Anleihen im ETF-Depot: Sinnvolle Beimischung oder überflüssig?

29. Juli 2026 · 6 Min. Lesezeit

Wer sich mit einem reinen Aktien-ETF-Depot beschäftigt, stößt früher oder später auf die Frage, ob eine Beimischung aus Anleihen sinnvoll wäre. Die Antwort hängt weniger vom Depotvolumen ab als von zwei Fragen: Wie lange bleibt das Kapital investiert, und wie viel Schwankung ist tatsächlich auszuhalten, ohne in einer Verlustphase panisch zu verkaufen? Dieser Artikel erklärt, wie Anleihen-ETFs funktionieren, worauf die Duration Einfluss nimmt und wo die steuerliche Behandlung von Aktien-ETFs abweicht.

Das Wichtigste in Kürze
  • Anleihen-ETFs bilden Staats- oder Unternehmensanleihen ab und schwanken in der Regel deutlich weniger stark als Aktien-ETFs.
  • Entscheidend für das Risiko ist die Duration: Je länger die Restlaufzeit der enthaltenen Anleihen, desto stärker reagiert der Kurs auf Zinsänderungen.
  • Anleihen gelten als Stabilisator im Depot, sind aber kein Renditemotor – ihr Zweck ist geringere Schwankung, nicht höherer Ertrag.
  • Steuerlich erhalten reine Anleihen-ETFs anders als Aktien-ETFs keine Teilfreistellung – der volle Ertrag unterliegt der Abgeltungsteuer.
  • Für einen langen Anlagehorizont mit hoher Schwankungsbereitschaft reicht häufig ein reiner Aktien-ETF; eine Anleihen-Beimischung wird vor allem bei kürzerem Horizont oder geringerer Risikobereitschaft relevant.

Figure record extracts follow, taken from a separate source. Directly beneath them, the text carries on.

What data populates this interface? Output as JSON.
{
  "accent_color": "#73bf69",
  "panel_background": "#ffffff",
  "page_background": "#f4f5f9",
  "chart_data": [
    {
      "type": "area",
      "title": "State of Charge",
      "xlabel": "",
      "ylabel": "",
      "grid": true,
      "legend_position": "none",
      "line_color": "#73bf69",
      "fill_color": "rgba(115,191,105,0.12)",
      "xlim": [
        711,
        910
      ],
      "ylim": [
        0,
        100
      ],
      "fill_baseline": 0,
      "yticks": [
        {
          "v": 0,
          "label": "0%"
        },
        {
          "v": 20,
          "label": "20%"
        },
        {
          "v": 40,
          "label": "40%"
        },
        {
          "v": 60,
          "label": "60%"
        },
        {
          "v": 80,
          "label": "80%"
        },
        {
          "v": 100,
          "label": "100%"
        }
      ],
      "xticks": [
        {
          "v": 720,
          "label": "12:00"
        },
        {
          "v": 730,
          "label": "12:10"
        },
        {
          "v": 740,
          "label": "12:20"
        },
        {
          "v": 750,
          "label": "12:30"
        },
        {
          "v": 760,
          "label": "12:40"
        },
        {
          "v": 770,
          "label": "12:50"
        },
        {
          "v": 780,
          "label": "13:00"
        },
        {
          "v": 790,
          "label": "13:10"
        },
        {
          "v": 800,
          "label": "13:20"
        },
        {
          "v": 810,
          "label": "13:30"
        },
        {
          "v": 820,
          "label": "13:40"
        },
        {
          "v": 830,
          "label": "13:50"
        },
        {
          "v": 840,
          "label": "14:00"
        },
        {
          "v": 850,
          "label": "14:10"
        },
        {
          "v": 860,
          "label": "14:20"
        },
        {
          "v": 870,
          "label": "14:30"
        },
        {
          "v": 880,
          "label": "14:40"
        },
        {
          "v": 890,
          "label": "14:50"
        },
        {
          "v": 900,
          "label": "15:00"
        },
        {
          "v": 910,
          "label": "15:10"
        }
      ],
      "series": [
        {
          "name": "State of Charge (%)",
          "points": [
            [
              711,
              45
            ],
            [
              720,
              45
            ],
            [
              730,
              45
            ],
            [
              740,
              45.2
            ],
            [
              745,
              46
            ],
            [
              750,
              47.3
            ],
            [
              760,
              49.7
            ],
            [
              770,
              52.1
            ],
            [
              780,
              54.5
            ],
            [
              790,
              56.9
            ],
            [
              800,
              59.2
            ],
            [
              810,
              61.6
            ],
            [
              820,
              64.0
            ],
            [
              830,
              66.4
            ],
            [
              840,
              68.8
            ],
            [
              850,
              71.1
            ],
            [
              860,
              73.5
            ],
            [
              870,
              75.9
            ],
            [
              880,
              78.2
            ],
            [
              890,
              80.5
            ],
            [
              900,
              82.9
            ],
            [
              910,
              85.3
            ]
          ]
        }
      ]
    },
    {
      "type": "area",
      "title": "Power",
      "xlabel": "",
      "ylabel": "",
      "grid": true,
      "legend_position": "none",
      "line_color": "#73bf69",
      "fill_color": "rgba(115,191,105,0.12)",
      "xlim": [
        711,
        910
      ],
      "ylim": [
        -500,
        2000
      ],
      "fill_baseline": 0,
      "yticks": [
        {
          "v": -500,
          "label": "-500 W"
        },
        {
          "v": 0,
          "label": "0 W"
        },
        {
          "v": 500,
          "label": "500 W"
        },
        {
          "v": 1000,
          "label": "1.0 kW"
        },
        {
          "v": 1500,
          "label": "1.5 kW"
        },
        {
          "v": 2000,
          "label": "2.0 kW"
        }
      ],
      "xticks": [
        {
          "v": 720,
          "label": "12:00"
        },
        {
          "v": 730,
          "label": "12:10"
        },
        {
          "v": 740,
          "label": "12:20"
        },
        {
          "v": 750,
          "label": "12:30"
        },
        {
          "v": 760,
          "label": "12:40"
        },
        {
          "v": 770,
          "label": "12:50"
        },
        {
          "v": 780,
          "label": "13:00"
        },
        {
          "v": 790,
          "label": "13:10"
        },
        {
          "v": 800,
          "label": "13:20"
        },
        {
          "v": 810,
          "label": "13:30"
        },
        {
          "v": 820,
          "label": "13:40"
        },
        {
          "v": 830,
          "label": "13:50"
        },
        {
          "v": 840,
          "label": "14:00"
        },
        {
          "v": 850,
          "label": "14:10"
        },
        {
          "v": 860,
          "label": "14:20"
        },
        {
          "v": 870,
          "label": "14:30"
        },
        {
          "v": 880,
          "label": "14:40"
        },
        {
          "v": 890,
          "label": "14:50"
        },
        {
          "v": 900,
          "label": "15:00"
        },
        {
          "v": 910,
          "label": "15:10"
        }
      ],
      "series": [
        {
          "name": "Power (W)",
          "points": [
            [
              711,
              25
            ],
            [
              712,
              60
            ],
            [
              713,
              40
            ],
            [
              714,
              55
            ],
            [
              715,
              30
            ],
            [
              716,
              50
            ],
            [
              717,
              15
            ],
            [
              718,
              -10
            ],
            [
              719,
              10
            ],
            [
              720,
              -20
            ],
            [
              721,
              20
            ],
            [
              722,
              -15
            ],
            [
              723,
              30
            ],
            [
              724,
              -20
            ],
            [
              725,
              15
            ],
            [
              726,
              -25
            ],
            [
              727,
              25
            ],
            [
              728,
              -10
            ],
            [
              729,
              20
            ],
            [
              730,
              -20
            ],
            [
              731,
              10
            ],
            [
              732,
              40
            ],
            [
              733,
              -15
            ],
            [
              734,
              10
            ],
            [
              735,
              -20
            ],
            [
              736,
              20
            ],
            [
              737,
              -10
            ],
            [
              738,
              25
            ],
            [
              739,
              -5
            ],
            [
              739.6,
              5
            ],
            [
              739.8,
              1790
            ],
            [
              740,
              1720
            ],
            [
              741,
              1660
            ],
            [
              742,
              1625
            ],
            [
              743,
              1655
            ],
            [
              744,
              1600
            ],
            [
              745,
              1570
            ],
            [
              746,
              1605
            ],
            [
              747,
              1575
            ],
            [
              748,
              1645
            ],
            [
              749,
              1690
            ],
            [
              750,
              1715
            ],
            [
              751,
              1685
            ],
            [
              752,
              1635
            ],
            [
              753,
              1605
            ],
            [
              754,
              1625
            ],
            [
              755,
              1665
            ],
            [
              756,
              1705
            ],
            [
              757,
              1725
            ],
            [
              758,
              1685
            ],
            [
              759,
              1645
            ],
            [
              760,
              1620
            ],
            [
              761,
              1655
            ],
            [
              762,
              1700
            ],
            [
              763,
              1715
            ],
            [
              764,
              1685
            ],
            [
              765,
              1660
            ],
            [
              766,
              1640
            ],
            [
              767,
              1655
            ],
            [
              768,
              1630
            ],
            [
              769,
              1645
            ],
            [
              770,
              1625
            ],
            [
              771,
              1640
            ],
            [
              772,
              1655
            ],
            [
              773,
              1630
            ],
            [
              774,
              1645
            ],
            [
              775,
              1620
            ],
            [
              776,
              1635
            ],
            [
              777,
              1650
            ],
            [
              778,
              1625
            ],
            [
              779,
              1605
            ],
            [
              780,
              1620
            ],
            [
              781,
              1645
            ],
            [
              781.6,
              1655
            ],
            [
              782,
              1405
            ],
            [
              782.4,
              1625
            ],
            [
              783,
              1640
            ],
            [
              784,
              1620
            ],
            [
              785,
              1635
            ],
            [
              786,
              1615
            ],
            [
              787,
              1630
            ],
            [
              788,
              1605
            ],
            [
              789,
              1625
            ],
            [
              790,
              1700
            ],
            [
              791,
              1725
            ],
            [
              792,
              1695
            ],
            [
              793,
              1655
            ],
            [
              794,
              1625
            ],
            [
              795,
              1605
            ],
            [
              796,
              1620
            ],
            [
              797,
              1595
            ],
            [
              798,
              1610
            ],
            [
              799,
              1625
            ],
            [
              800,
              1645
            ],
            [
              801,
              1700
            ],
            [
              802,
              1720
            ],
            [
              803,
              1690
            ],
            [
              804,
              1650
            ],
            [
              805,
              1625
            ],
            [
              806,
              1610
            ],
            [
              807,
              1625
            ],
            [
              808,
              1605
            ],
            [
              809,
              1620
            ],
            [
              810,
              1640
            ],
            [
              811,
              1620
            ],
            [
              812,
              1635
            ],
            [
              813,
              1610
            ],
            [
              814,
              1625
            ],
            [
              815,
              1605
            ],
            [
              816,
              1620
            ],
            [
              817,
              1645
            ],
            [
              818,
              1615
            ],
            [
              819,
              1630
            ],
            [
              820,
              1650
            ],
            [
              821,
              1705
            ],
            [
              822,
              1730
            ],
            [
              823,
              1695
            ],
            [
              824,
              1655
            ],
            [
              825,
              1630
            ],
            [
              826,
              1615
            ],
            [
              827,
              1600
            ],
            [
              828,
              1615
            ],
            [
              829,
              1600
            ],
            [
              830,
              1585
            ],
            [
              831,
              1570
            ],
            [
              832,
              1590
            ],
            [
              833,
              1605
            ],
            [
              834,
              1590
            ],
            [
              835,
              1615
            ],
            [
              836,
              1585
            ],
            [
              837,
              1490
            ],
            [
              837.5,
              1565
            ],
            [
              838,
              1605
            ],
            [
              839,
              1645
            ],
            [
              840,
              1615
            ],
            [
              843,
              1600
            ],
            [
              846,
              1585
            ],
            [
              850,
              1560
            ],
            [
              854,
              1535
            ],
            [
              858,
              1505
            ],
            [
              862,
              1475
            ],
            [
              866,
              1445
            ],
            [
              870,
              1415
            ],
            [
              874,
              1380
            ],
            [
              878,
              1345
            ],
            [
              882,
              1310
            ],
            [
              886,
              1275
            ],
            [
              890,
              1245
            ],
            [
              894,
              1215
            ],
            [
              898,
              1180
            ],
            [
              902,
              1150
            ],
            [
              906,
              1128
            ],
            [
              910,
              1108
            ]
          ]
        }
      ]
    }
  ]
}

Staatsanleihen und Unternehmensanleihen: Zwei unterschiedliche Risikoprofile

Ein Anleihen-ETF bündelt viele einzelne Anleihen zu einem breit gestreuten Produkt, ähnlich wie ein Aktien-ETF viele Einzelaktien bündelt. Staatsanleihen-ETFs, etwa auf Bundesanleihen oder breit gestreute Staatsanleihen der Eurozone, gelten wegen der meist guten Bonität der Emittenten als vergleichsweise risikoarm. Unternehmensanleihen-ETFs bieten dafür in der Regel eine höhere laufende Verzinsung, tragen aber zusätzlich ein Kreditrisiko: Verschlechtert sich die Bonität eines Unternehmens oder fällt es aus, wirkt sich das direkt auf den Kurs der Anleihe aus. Je nach gewünschtem Risikoprofil lässt sich beides einzeln oder kombiniert über breit gestreute ETFs abbilden.

Duration: Der wichtigste Hebel für das Zinsrisiko

Die Duration beschreibt näherungsweise, wie stark der Kurs eines Anleihen-ETFs auf eine Zinsänderung reagiert. Bei einer Duration von 7 führt ein Zinsanstieg um einen Prozentpunkt zu einem Kursverlust von rund 7 %, ein Zinsrückgang zu einem entsprechenden Kursgewinn. Kurzläufer-ETFs mit Restlaufzeiten von 1 bis 3 Jahren haben eine niedrige Duration und schwanken entsprechend wenig, bieten dafür meist eine niedrigere laufende Verzinsung. Langläufer-ETFs mit Restlaufzeiten von 10 Jahren oder mehr schwanken deutlich stärker, können aber bei fallenden Zinsen überproportional profitieren. Wer eine Anleihen-Beimischung primär zur Stabilisierung des Depots nutzen möchte, greift meist eher zu Kurz- oder Mittelläufern statt zu Langläufern.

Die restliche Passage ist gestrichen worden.